If the API key ends up in a commit, git log, or shared file:

  1. Go to aistudio.google.com/apikey
  2. Delete the exposed key immediately
  3. Generate a new one
  4. Update your local config

Do not rely on rewriting git history to fully remove it. Treat it as compromised the moment it is visible.

Control What Gemini Can Read

Use .geminiignore to prevent Gemini from reading sensitive files.

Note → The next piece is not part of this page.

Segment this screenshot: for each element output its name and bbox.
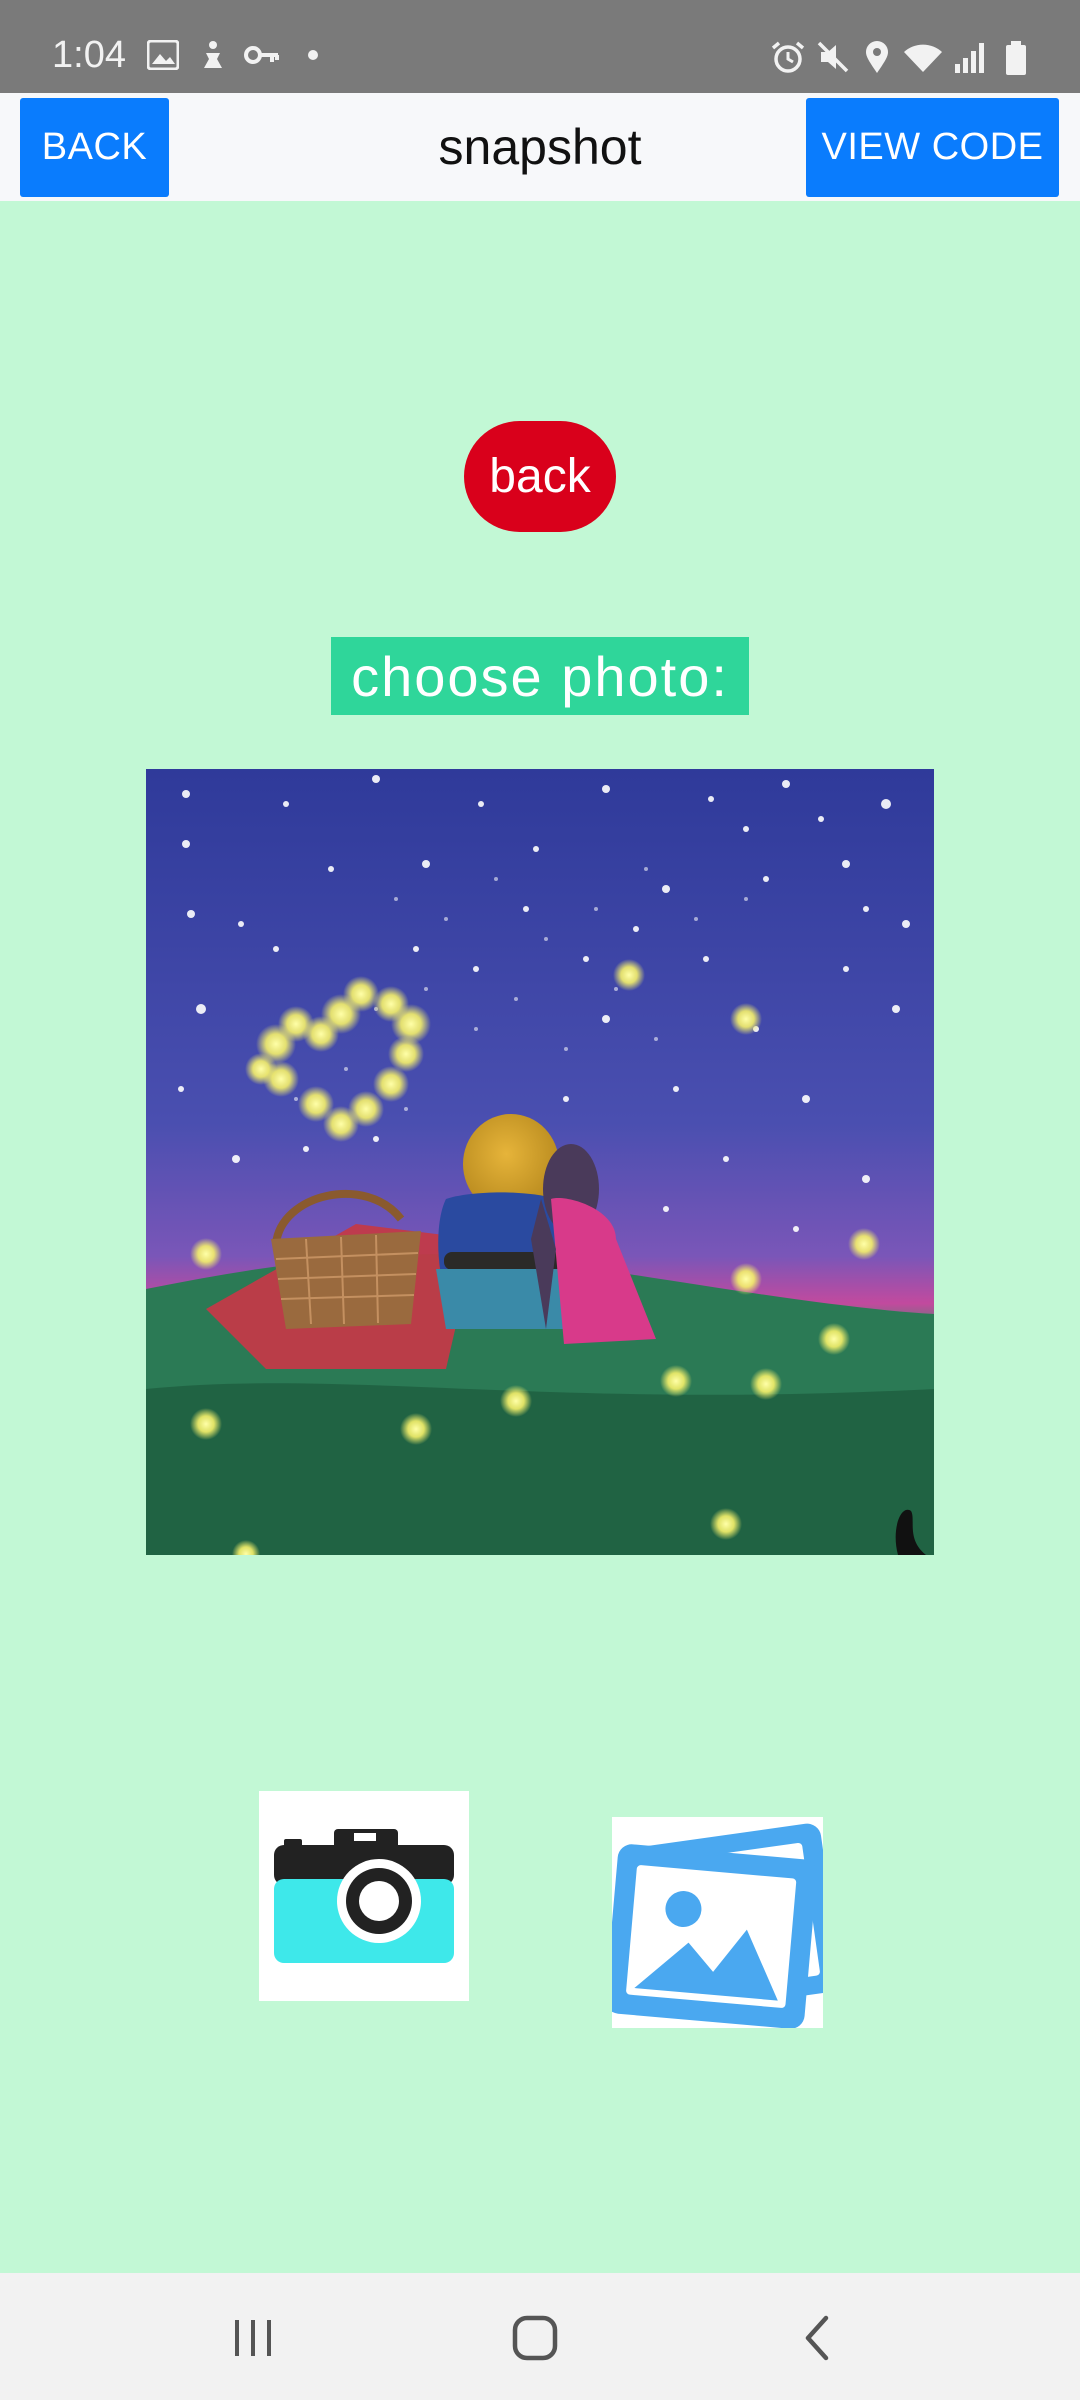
recents-button[interactable]	[213, 2303, 293, 2373]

Also configure respectGitIgnore so anything already excluded from git is also excluded from Gemini's tools:

json
{
  "context": {
    "fileFiltering": {
      "respectGitIgnore": true
    }
  }
}

Do Not Feed Gemini Sensitive Data

Gemini sends context to Google's servers to generate responses. Do not paste:

  • Passwords or secrets
  • Private keys or certificates
  • Customer PII
  • Internal authentication tokens
  • Confidential business data

If you need Gemini to work with a file that references secrets (like an .env example), redact the values before sharing.

Opt Out of Telemetry

By default, usage statistics may be collected. Disable explicitly in your global settings:

json
{
  "privacy": {
    "usageStatisticsEnabled": false
  },
  "telemetry": {
    "enabled": false
  }
}

5. Useful Commands

Session Commands

CommandWhat It Does
/helpList all available commands
/statsShow token usage for the current session
/memory showDisplay all loaded context from GEMINI.md files
/memory refreshReload context files without restarting
/memory add <text>Append text to your global ~/.gemini/GEMINI.md
/clearReset the conversation and start fresh
/quitExit the CLI

CLI Flags

bash
# Run a one-off task without entering a session
gemini -p "What does the function in src/auth.ts do?"

# Start with a specific model
gemini --model gemini-2.5-pro

# Print output only (non-interactive, useful for piping)
gemini --print "Summarise this file" < README.md

Useful Shell Aliases

Add to ~/.zshrc:

bash
# Gemini CLI shortcuts
alias g='gemini'
alias gask='gemini -p'

# Start a session in a specific project
gp() {
    cd "$1" && gemini
}

# Quick one-shot questions (non-interactive)
ask() {
    gemini -p "$*"
}

6. Usage Tips

  1. Write a good GEMINI.md: The two minutes it takes saves you from explaining the project every session.
  2. Exclude the shell tool by default: Most tasks — reviewing code, explaining logic, writing docs — do not need shell access. Add it only when the task requires it.
  3. Use /memory show to audit context: Before starting a long session, confirm Gemini has loaded only the context you intend.
  4. Compact before switching tasks: When moving from one problem to another, use /clear to avoid carrying irrelevant history.
  5. Check /stats early: Calibrate how fast context is growing in a new session.
  6. Keep GEMINI.md in version control: The team benefits from shared conventions and constraints.
  7. Use .geminiignore: It is the easiest way to keep irrelevant files out of context and costs down.
  8. Prefer OAuth for personal projects: The free tier is generous and avoids any billing risk.

Customisation

Adjust based on your workflow:

  • Tighten or loosen tools.exclude as you learn which tools are safe for your project
  • Add project-specific banned patterns to .geminiignore (migration files, infra configs, secrets directories)
  • Update GEMINI.md whenever a convention changes — it is living documentation
  • Set up a team GEMINI.md template for new projects to start from a sensible baseline
  • Use the global ~/.gemini/GEMINI.md for conventions that apply across all your work

Remember: The goal is intentional use, not restriction for its own sake.